The town has said it will adopt a prior permission required system allowing it to set, and adjust, parameters for which flights may come to the airport. Public discussions of what the new rules will look like have been scant, but have touched on the possibility of daily or weekly quotas on various categories of flights.
Even with the town’s stated resolve to continue on its chosen path, the decision to delay the transition was met with applause from pilot groups and the expressed hope that the delay would present an opportunity for more negotiations about alternatives to closure.
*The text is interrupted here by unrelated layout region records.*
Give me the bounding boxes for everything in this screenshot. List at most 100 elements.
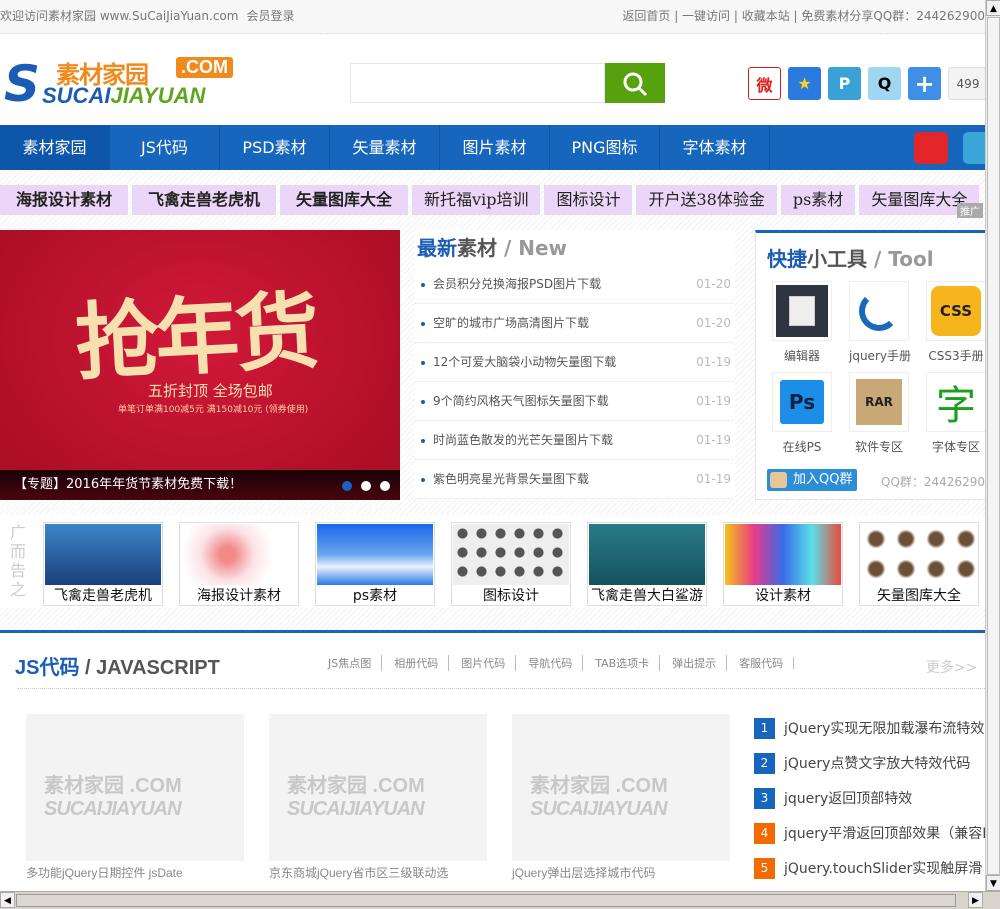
- js-tab[interactable]: 弹出提示: [659, 655, 726, 671]
- section-title: JS代码 / JAVASCRIPT: [15, 657, 220, 679]
- logo-en2: JIAYUAN: [110, 83, 206, 108]
- rank-item[interactable]: 5 jQuery.touchSlider实现触屏滑: [754, 858, 985, 891]
- item-date: 01-19: [696, 394, 731, 408]
- rank-item[interactable]: 2 jQuery点赞文字放大特效代码: [754, 753, 985, 788]
- js-tab[interactable]: 相册代码: [381, 655, 448, 671]
- nav-vector[interactable]: 矢量素材: [330, 125, 440, 170]
- ad-item[interactable]: 图标设计: [451, 522, 571, 606]
- list-item[interactable]: 会员积分兑换海报PSD图片下载 01-20: [415, 265, 733, 304]
- css3-icon: CSS: [931, 286, 981, 336]
- logo-en1: SUCAI: [42, 83, 111, 108]
- vertical-scrollbar[interactable]: ▲ ▼: [985, 0, 1000, 891]
- tool-editor[interactable]: 编辑器: [772, 281, 832, 364]
- search-button[interactable]: [605, 63, 665, 103]
- horizontal-scrollbar[interactable]: ◀ ▶: [0, 891, 1000, 909]
- scroll-right-icon[interactable]: ▶: [968, 892, 983, 908]
- tencent-weibo-icon[interactable]: P: [828, 67, 861, 100]
- newest-materials: 最新素材 / New 会员积分兑换海报PSD图片下载 01-20 空旷的城市广场高…: [415, 230, 735, 500]
- login-link[interactable]: 会员登录: [246, 9, 294, 23]
- tool-jquery[interactable]: jquery手册: [849, 281, 911, 364]
- js-tab[interactable]: JS焦点图: [328, 655, 381, 671]
- code-card[interactable]: 素材家园 .COM SUCAIJIAYUAN 多功能jQuery日期控件 jsDat…: [26, 714, 244, 881]
- promo-link[interactable]: 新托福vip培训: [412, 185, 541, 215]
- item-title: 空旷的城市广场高清图片下载: [433, 316, 590, 330]
- banner-caption[interactable]: 【专题】2016年年货节素材免费下载！: [0, 470, 400, 500]
- more-share-icon[interactable]: +: [908, 67, 941, 100]
- page: 欢迎访问素材家园 www.SuCaiJiaYuan.com 会员登录 返回首页 |…: [0, 0, 985, 891]
- nav-fonts[interactable]: 字体素材: [660, 125, 770, 170]
- tool-fonts[interactable]: 字字体专区: [926, 372, 985, 455]
- promo-link[interactable]: 海报设计素材: [0, 185, 129, 215]
- weibo-icon[interactable]: [914, 132, 948, 164]
- tool-software[interactable]: RAR 软件专区: [849, 372, 909, 455]
- code-card[interactable]: 素材家园 .COM SUCAIJIAYUAN 京东商城jQuery省市区三级联动选: [269, 714, 487, 881]
- top-links[interactable]: 返回首页 | 一键访问 | 收藏本站 | 免费素材分享QQ群：244262900: [622, 0, 985, 33]
- nav-images[interactable]: 图片素材: [440, 125, 550, 170]
- promo-link[interactable]: 飞禽走兽老虎机: [132, 185, 277, 215]
- item-date: 01-20: [696, 277, 731, 291]
- item-title: 时尚蓝色散发的光芒矢量图片下载: [433, 433, 614, 447]
- code-card[interactable]: 素材家园 .COM SUCAIJIAYUAN jQuery弹出层选择城市代码: [512, 714, 730, 881]
- placeholder-logo: 素材家园 .COM SUCAIJIAYUAN: [530, 775, 668, 820]
- join-qq-group-button[interactable]: 加入QQ群: [767, 469, 857, 491]
- js-tab[interactable]: 导航代码: [515, 655, 582, 671]
- slider-dot[interactable]: [342, 481, 352, 491]
- promo-link[interactable]: 图标设计: [544, 185, 633, 215]
- nav-home[interactable]: 素材家园: [0, 125, 110, 170]
- scroll-up-icon[interactable]: ▲: [986, 0, 1000, 16]
- share-count: 499: [948, 67, 985, 100]
- qzone-icon[interactable]: ★: [788, 67, 821, 100]
- ad-item[interactable]: 飞禽走兽老虎机: [43, 522, 163, 606]
- weibo-icon[interactable]: 微: [748, 67, 781, 100]
- slider-dot[interactable]: [361, 481, 371, 491]
- quick-tools: 快捷小工具 / Tool 编辑器 jquery手册 CSS CSS3手册 Ps 在线…: [755, 230, 985, 500]
- jquery-icon: [859, 291, 899, 331]
- ad-item[interactable]: 飞禽走兽大白鲨游: [587, 522, 707, 606]
- item-date: 01-19: [696, 355, 731, 369]
- site-logo[interactable]: S 素材家园 .COM SUCAIJIAYUAN: [4, 55, 249, 110]
- scroll-down-icon[interactable]: ▼: [986, 875, 1000, 891]
- ad-item[interactable]: 海报设计素材: [179, 522, 299, 606]
- ad-item[interactable]: ps素材: [315, 522, 435, 606]
- js-section: JS代码 / JAVASCRIPT JS焦点图 相册代码 图片代码 导航代码 T…: [0, 630, 985, 891]
- banner-slider[interactable]: 抢年货 五折封顶 全场包邮 单笔订单满100减5元 满150减10元 (领券使用…: [0, 230, 400, 500]
- nav-js[interactable]: JS代码: [110, 125, 220, 170]
- section-title: 最新素材 / New: [417, 236, 568, 260]
- list-item[interactable]: 空旷的城市广场高清图片下载 01-20: [415, 304, 733, 343]
- nav-psd[interactable]: PSD素材: [220, 125, 330, 170]
- promo-link[interactable]: ps素材: [780, 185, 856, 215]
- list-item[interactable]: 时尚蓝色散发的光芒矢量图片下载 01-19: [415, 421, 733, 460]
- logo-com: .COM: [176, 57, 233, 78]
- font-char-icon: 字: [936, 383, 976, 429]
- rank-item[interactable]: 3 jquery返回顶部特效: [754, 788, 985, 823]
- scroll-thumb[interactable]: [16, 894, 956, 907]
- rank-item[interactable]: 4jquery平滑返回顶部效果（兼容IE）: [754, 823, 985, 858]
- rar-icon: RAR: [856, 379, 902, 425]
- ranking-list: 1 jQuery实现无限加载瀑布流特效 2 jQuery点赞文字放大特效代码 3 jq…: [754, 718, 985, 891]
- tool-css3[interactable]: CSS CSS3手册: [926, 281, 985, 364]
- ad-item[interactable]: 矢量图库大全: [859, 522, 979, 606]
- ad-item[interactable]: 设计素材: [723, 522, 843, 606]
- placeholder-logo: 素材家园 .COM SUCAIJIAYUAN: [287, 775, 425, 820]
- more-link[interactable]: 更多>>: [926, 657, 977, 677]
- tool-ps[interactable]: Ps 在线PS: [772, 372, 832, 455]
- list-item[interactable]: 12个可爱大脑袋小动物矢量图下载 01-19: [415, 343, 733, 382]
- promo-link[interactable]: 矢量图库大全: [280, 185, 409, 215]
- ad-strip: 广而告之 飞禽走兽老虎机 海报设计素材 ps素材 图标设计 飞禽走兽大白鲨游 设…: [0, 515, 985, 608]
- nav-png[interactable]: PNG图标: [550, 125, 660, 170]
- tencent-weibo-icon[interactable]: [963, 132, 985, 164]
- banner-headline: 抢年货: [72, 280, 318, 393]
- js-tab[interactable]: 客服代码: [726, 655, 793, 671]
- js-tab[interactable]: 图片代码: [448, 655, 515, 671]
- slider-dot[interactable]: [380, 481, 390, 491]
- list-item[interactable]: 紫色明亮星光背景矢量图下载 01-19: [415, 460, 733, 499]
- promo-link[interactable]: 开户送38体验金: [636, 185, 777, 215]
- top-bar: 欢迎访问素材家园 www.SuCaiJiaYuan.com 会员登录 返回首页 |…: [0, 0, 985, 34]
- scroll-left-icon[interactable]: ◀: [0, 892, 15, 908]
- qq-icon[interactable]: Q: [868, 67, 901, 100]
- js-tab[interactable]: TAB选项卡: [582, 655, 659, 671]
- scroll-thumb[interactable]: [987, 17, 1000, 875]
- rank-item[interactable]: 1 jQuery实现无限加载瀑布流特效: [754, 718, 985, 753]
- list-item[interactable]: 9个简约风格天气图标矢量图下载 01-19: [415, 382, 733, 421]
- search-input[interactable]: [350, 63, 605, 103]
“East Hampton Community Alliance applauds the decision of the Town Board to delay the closure of HTO,” Erin Sweeney, president of the EHCA, a local pilots group, said in an email on Thursday. “We remain hopeful that productive discussions with the town and airport users can avoid any type of closure and be the basis for a new future for HTO and our community.”
A spokesman for the Eastern Region Helicopter Council, which represents professional helicopter pilots, also pleaded with opponents to stop the legal warfare against the town and take the opportunity of the delay to try and negotiate reasonable limitations.
“We are pleased the East Hampton Town Board is starting to listen to common sense solutions and delayed their plans for the airport to allow for more discussions and alternate solutions,” the ERHC spokesman, Loren Riegelhaupt, said in a statement. “For everyone’s best interests, we ask that all sides stop filing lawsuits and implore the town not to rush ahead with their misguided plans to close the airport. Instead, we suggest that all of the impacted parties come together to find a solution that works for all.”
On Monday, the National Business Aviation Association published an account of the debate also expressing a modicum of relief at the town’s delay — to an extent.
“We are encouraged by the town’s willingness to delay and to remain engaged with aviation stakeholders on shaping the future of HTO,” said Alex Gertsen, the group’s airports and group infrastructure director. “That said, NBAA remains very concerned about the flawed plan to close HTO and reopen a new airport.”